Koffee had tried all night to conjure up a revised theory that would somehow link Donté Drumm and Travis Boyette, but fiction failed him. He felt lousy. His head ached from too much vodka, and his heart pounded as he tried to breathe under the crushing weight of a ruined career. He was finished, and that troubled him much more than the notion that he had helped kill an innocent young man.
———
When he finished with the jailhouse snitch and the bloodhound, Robbie attacked Joey Gamble and his fraudulent testimony. With perfect timing, Carlos flashed up Gamble’s affidavit, the one signed in Houston on Thursday, an hour before the execution. Highlighted were Joey’s statements admitting he lied at trial and admitting he was the first to suggest that Donté Drumm was the killer.

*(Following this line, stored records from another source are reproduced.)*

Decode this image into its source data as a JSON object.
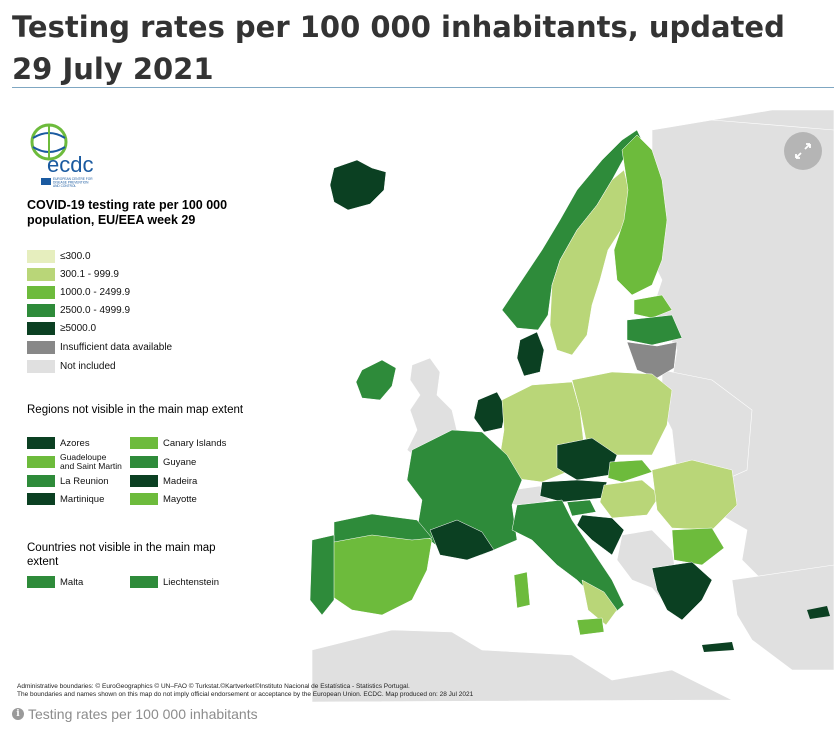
{
  "page": {
    "title": "Testing rates per 100 000 inhabitants, updated 29 July 2021",
    "caption": "Testing rates per 100 000 inhabitants"
  },
  "logo": {
    "wordmark": "ecdc",
    "subtitle_line1": "EUROPEAN CENTRE FOR",
    "subtitle_line2": "DISEASE PREVENTION",
    "subtitle_line3": "AND CONTROL"
  },
  "legend": {
    "title": "COVID-19 testing rate per 100 000 population, EU/EEA week 29",
    "items": [
      {
        "label": "≤300.0",
        "color": "#e6eebe"
      },
      {
        "label": "300.1 - 999.9",
        "color": "#b9d678"
      },
      {
        "label": "1000.0 - 2499.9",
        "color": "#6dbb3c"
      },
      {
        "label": "2500.0 - 4999.9",
        "color": "#2e8b3a"
      },
      {
        "label": "≥5000.0",
        "color": "#0b4022"
      },
      {
        "label": "Insufficient data available",
        "color": "#888888"
      },
      {
        "label": "Not included",
        "color": "#e0e0e0"
      }
    ]
  },
  "regions": {
    "heading": "Regions not visible in the main map extent",
    "items": [
      {
        "label": "Azores",
        "color": "#0b4022"
      },
      {
        "label": "Canary Islands",
        "color": "#6dbb3c"
      },
      {
        "label": "Guadeloupe and Saint Martin",
        "color": "#6dbb3c"
      },
      {
        "label": "Guyane",
        "color": "#2e8b3a"
      },
      {
        "label": "La Reunion",
        "color": "#2e8b3a"
      },
      {
        "label": "Madeira",
        "color": "#0b4022"
      },
      {
        "label": "Martinique",
        "color": "#0b4022"
      },
      {
        "label": "Mayotte",
        "color": "#6dbb3c"
      }
    ]
  },
  "countries": {
    "heading": "Countries not visible in the main map extent",
    "items": [
      {
        "label": "Malta",
        "color": "#2e8b3a"
      },
      {
        "label": "Liechtenstein",
        "color": "#2e8b3a"
      }
    ]
  },
  "credits": {
    "line1": "Administrative boundaries: © EuroGeographics © UN–FAO © Turkstat.©Kartverket©Instituto Nacional de Estatística - Statistics Portugal.",
    "line2": "The boundaries and names shown on this map do not imply official endorsement or acceptance by the European Union. ECDC. Map produced on: 28 Jul 2021"
  },
  "controls": {
    "expand_icon": "expand-arrows-icon",
    "info_icon": "info-icon"
  }
}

Joey Gamble was watching. He was at his mother’s house in Slone. His father was away; his mother needed him. He had told her the truth, and the truth had not been well received. Now he was shocked to see and hear his transgressions broadcast in such a startling way. He had assumed that when he came clean, he would be subjected to some level of embarrassment, but nothing like this.